The checks table is paginated (e.g., "Page 1 of 3") and includes a search bar and an "In policy only" toggle. When toggled on, the table filters to show only the checks that are referenced in the step's policy rules – cutting out noise and focusing on the checks that actually influenced the decision.
Acquired Data – data returned by checkers during the step that wasn't directly part of the input or check assertions. This includes scores (e.g., Experian Score, Assertion Score, IDW Risk Score), derived attributes (e.g., Phone Service Type, Most Recent Address), and metadata (e.g., Device Type, Consent Timestamp). These values are often used in policy rules as "the value of" conditions or passed downstream to other steps.
Why this matters:
The Data tab gives you the raw evidence behind the decision. If the Decision tab tells you why the rule fired, the Data tab tells you what the data looked like when it did. This is essential for troubleshooting false denials ("the user says they entered the right info – did they?"), investigating fraud patterns ("what risk signals came back?"), and auditing ("what data did we collect and what did we learn from it?").

Logs Tab
The Logs tab shows the event-by-event processing sequence for the step. Each row includes a Description (what happened) and Details (technical specifics).
Typical log entries include:
- AP Verification call initiated / response received – with the checker name and processing time in milliseconds
- Scores obtained from data sources (e.g., ExperianScore: 229, AssertionScore: 60, IDWScore: 60)
- Results sent to the policy manager
- Obligation or approval response with the target step's API key
Why this matters: Logs are the chronological audit trail.
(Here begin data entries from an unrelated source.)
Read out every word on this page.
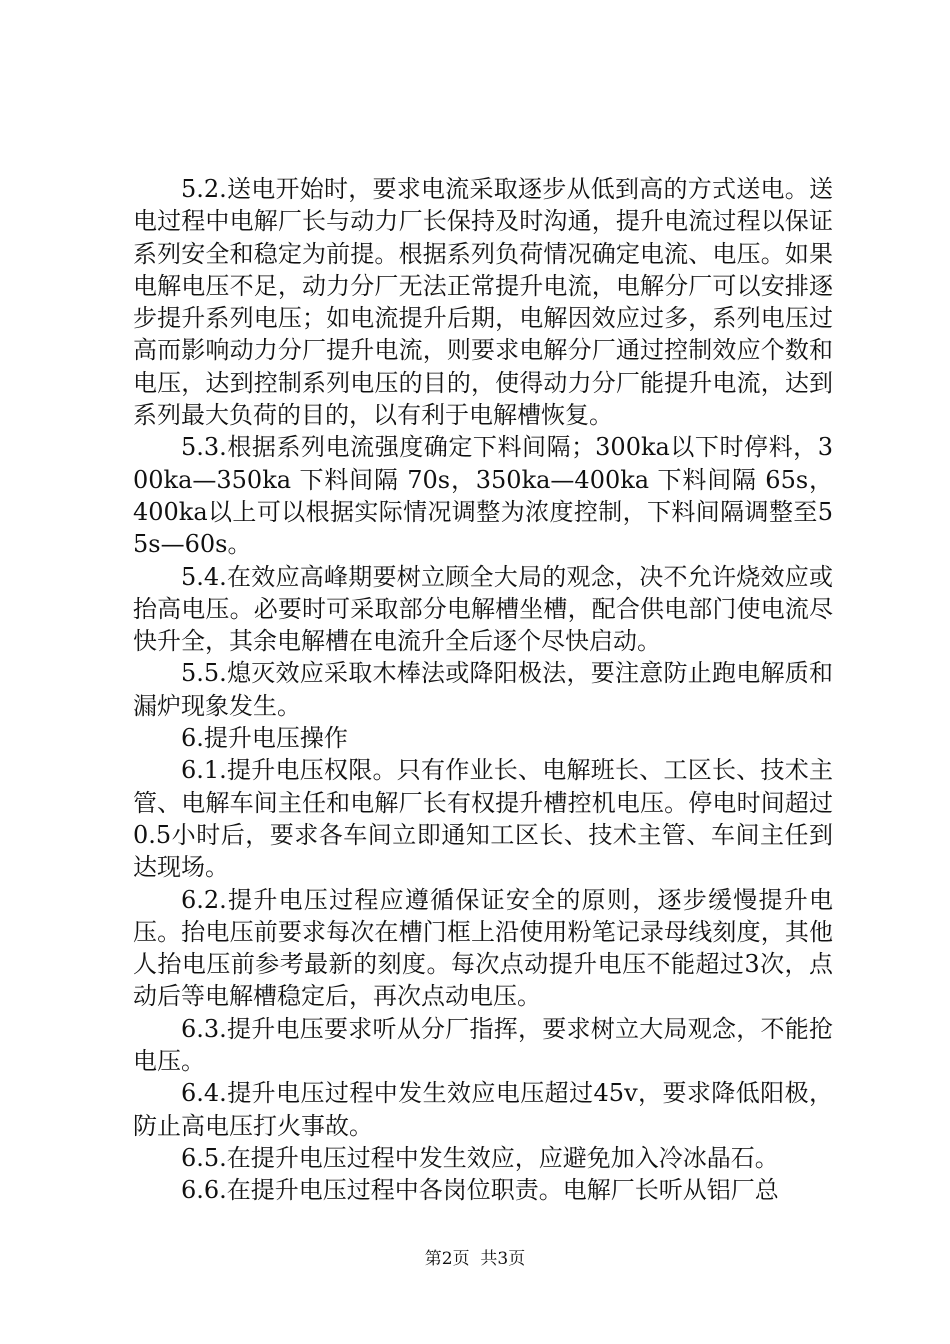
5.2.送电开始时，要求电流采取逐步从低到高的方式送电。送电过程中电解厂长与动力厂长保持及时沟通，提升电流过程以保证系列安全和稳定为前提。根据系列负荷情况确定电流、电压。如果电解电压不足，动力分厂无法正常提升电流，电解分厂可以安排逐步提升系列电压；如电流提升后期，电解因效应过多，系列电压过高而影响动力分厂提升电流，则要求电解分厂通过控制效应个数和电压，达到控制系列电压的目的，使得动力分厂能提升电流，达到系列最大负荷的目的，以有利于电解槽恢复。

5.3.根据系列电流强度确定下料间隔；300ka以下时停料，300ka—350ka 下料间隔 70s，350ka—400ka 下料间隔 65s，400ka以上可以根据实际情况调整为浓度控制，下料间隔调整至55s—60s。

5.4.在效应高峰期要树立顾全大局的观念，决不允许烧效应或抬高电压。必要时可采取部分电解槽坐槽，配合供电部门使电流尽快升全，其余电解槽在电流升全后逐个尽快启动。

5.5.熄灭效应采取木棒法或降阳极法，要注意防止跑电解质和漏炉现象发生。

6.提升电压操作

6.1.提升电压权限。只有作业长、电解班长、工区长、技术主管、电解车间主任和电解厂长有权提升槽控机电压。停电时间超过0.5小时后，要求各车间立即通知工区长、技术主管、车间主任到达现场。

6.2.提升电压过程应遵循保证安全的原则，逐步缓慢提升电压。抬电压前要求每次在槽门框上沿使用粉笔记录母线刻度，其他人抬电压前参考最新的刻度。每次点动提升电压不能超过3次，点动后等电解槽稳定后，再次点动电压。

6.3.提升电压要求听从分厂指挥，要求树立大局观念，不能抢电压。

6.4.提升电压过程中发生效应电压超过45v，要求降低阳极，防止高电压打火事故。

6.5.在提升电压过程中发生效应，应避免加入冷冰晶石。

6.6.在提升电压过程中各岗位职责。电解厂长听从铝厂总

第2页  共3页
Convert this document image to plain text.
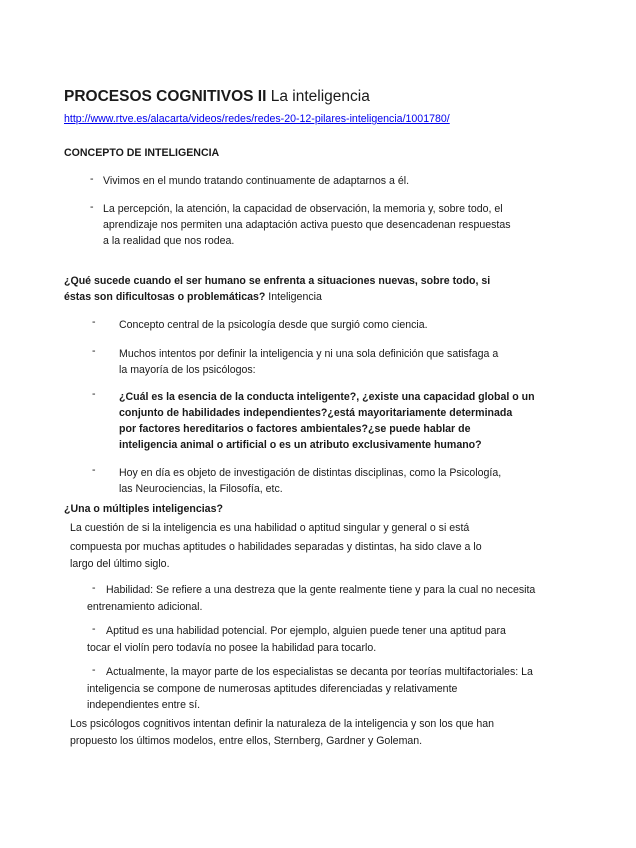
PROCESOS COGNITIVOS II La inteligencia
http://www.rtve.es/alacarta/videos/redes/redes-20-12-pilares-inteligencia/1001780/
CONCEPTO DE INTELIGENCIA
- Vivimos en el mundo tratando continuamente de adaptarnos a él.
- La percepción, la atención, la capacidad de observación, la memoria y, sobre todo, el
aprendizaje nos permiten una adaptación activa puesto que desencadenan respuestas
a la realidad que nos rodea.
¿Qué sucede cuando el ser humano se enfrenta a situaciones nuevas, sobre todo, si
éstas son dificultosas o problemáticas? Inteligencia
- Concepto central de la psicología desde que surgió como ciencia.
- Muchos intentos por definir la inteligencia y ni una sola definición que satisfaga a
la mayoría de los psicólogos:
- ¿Cuál es la esencia de la conducta inteligente?, ¿existe una capacidad global o un
conjunto de habilidades independientes?¿está mayoritariamente determinada
por factores hereditarios o factores ambientales?¿se puede hablar de
inteligencia animal o artificial o es un atributo exclusivamente humano?
- Hoy en día es objeto de investigación de distintas disciplinas, como la Psicología,
las Neurociencias, la Filosofía, etc.
¿Una o múltiples inteligencias?
La cuestión de si la inteligencia es una habilidad o aptitud singular y general o si está
compuesta por muchas aptitudes o habilidades separadas y distintas, ha sido clave a lo
largo del último siglo.
- Habilidad: Se refiere a una destreza que la gente realmente tiene y para la cual no necesita
entrenamiento adicional.
- Aptitud es una habilidad potencial. Por ejemplo, alguien puede tener una aptitud para
tocar el violín pero todavía no posee la habilidad para tocarlo.
- Actualmente, la mayor parte de los especialistas se decanta por teorías multifactoriales: La
inteligencia se compone de numerosas aptitudes diferenciadas y relativamente
independientes entre sí.
Los psicólogos cognitivos intentan definir la naturaleza de la inteligencia y son los que han
propuesto los últimos modelos, entre ellos, Sternberg, Gardner y Goleman.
They're most useful for two things: diagnosing performance issues (which checker took 1183ms to respond?) and providing compliance evidence (what happened, in what order, at what time?).

Quick Actions
The three-dot menu (⋮) in the top right of the step detail panel provides two actions:
Go to workflow step – jumps directly to this step's configuration in the Builder. This is useful when an investigation reveals a policy issue and you want to fix the rule immediately without navigating back through the workflow list.
Submit a ticket – opens a support ticket related to this transaction which sends a message to ID Dataweb support

Tips for Effective Investigation
Start with the visualization. Before clicking into any step, look at the path. Which steps were reached? Where did the user end up? Did they hit Deny, Approve, or get obligated to a step-up? The visual context frames everything that follows.
Check the last step first. The "Last step" field in the header tells you where the user's journey ended. If it's not the final step in the workflow, either the user dropped off or was denied/obligated at that point. Click that step first.
Use "In policy only" to cut noise. A step with 58 configured checks can be overwhelming in the Checks sub-tab. Toggle "In policy only" to see just the checks that mattered for the decision.
Expand the deciding rule's conditions. Click the arrow on each condition in the deciding rule to see exactly which individual checks drove the group result. This is where you find the specific check that passed or failed.
Compare Rule #1 and Rule #2 when obligation paths diverge. If two obligation rules point to different step-up paths (e.g., SMS Link vs. Government ID and Selfie Match), expanding both tells you exactly why the user went one way and not the other.
Use "Go to workflow step" to close the loop. Found a rule that isn't working as expected? Don't navigate away – use the three-dot menu to jump directly to the step configuration in the Builder and make the fix.
Common investigation patterns
- Unexpected denial: Open the last completed step, review the deciding rule, then expand failed conditions.
- Unexpected obligation: Compare obligation rules to see which rule routed the user to the step-up path.
- Drop-off: Use Last step and the visualization to determine whether the user abandoned the flow before a final decision.